L'inadaptation du droit français

– Insuffisances du régime actuel. – En matière de fiducie, la limitation des personnes pouvant avoir la qualité de fiduciaire prévue par l'article 2015 du Code civil empêche pour l'instant de transférer, à ce titre, la propriété d'un site pollué au profit d'un fiduciaire qui serait une personne de droit privé disposant des compétences nécessaires à la réhabilitation du site. La question se pose alors de la défaillance de l'exploitant d'une ICPE, qui ne serait pas en mesure de faire face à ses obligations de remise en état.
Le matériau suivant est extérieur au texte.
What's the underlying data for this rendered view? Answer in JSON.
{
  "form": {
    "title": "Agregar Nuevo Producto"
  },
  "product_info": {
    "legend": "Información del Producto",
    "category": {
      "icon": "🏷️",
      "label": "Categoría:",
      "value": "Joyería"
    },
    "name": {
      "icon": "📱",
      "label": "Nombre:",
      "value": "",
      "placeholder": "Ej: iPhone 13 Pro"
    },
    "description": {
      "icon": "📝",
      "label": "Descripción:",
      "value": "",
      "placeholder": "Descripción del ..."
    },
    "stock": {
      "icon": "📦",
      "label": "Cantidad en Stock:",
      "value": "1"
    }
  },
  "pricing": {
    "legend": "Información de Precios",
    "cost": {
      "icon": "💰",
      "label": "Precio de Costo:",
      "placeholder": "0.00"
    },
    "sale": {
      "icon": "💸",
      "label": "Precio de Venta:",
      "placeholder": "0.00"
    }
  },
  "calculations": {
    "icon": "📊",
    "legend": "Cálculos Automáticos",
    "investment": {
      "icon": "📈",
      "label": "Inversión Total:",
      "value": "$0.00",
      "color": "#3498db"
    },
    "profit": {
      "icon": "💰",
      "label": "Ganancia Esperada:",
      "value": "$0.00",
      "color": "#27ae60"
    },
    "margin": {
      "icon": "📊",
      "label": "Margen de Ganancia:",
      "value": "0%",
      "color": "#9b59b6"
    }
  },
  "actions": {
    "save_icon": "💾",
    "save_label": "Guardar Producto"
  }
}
Sauf à pouvoir invoquer la responsabilité à titre subsidiaire du propriétaire du site (en rapportant la preuve que ce dernier a fait preuve de « négligence ou qu'il n'est pas étranger à cette pollution »), les services de l'État n'auront pas d'autre choix que de charger l'Ademe, agence publique fonctionnant sur des fonds publics, de la mise en œuvre des interventions nécessaires pour la mise en sécurité du site. L'impossibilité de mettre en œuvre le principe « pollueur-payeur » impose donc le recours aux deniers publics pour la mise en sécurité des sites industriels abandonnés.
Pour le détail de la mise en œuvre de l'intervention de l'Ademe sur un site pollué :
– L'intérêt d'élargir le champ de la fiducie. – Le problème de l'exploitant défaillant ou du site abandonné depuis des décennies et dont la pollution ne fait guère de doute, sans que la réglementation des déchets soit applicable, demeure non résolu en droit français à ce jour. Selon nous, il n'est pas admissible que la charge, tant financière que de maîtrise d'œuvre, repose in fine sur la collectivité publique. Il faut donc imaginer de nouvelles solutions, et à ce titre le développement de la fiducie dans un rôle environnemental nous semble être une innovation intéressante.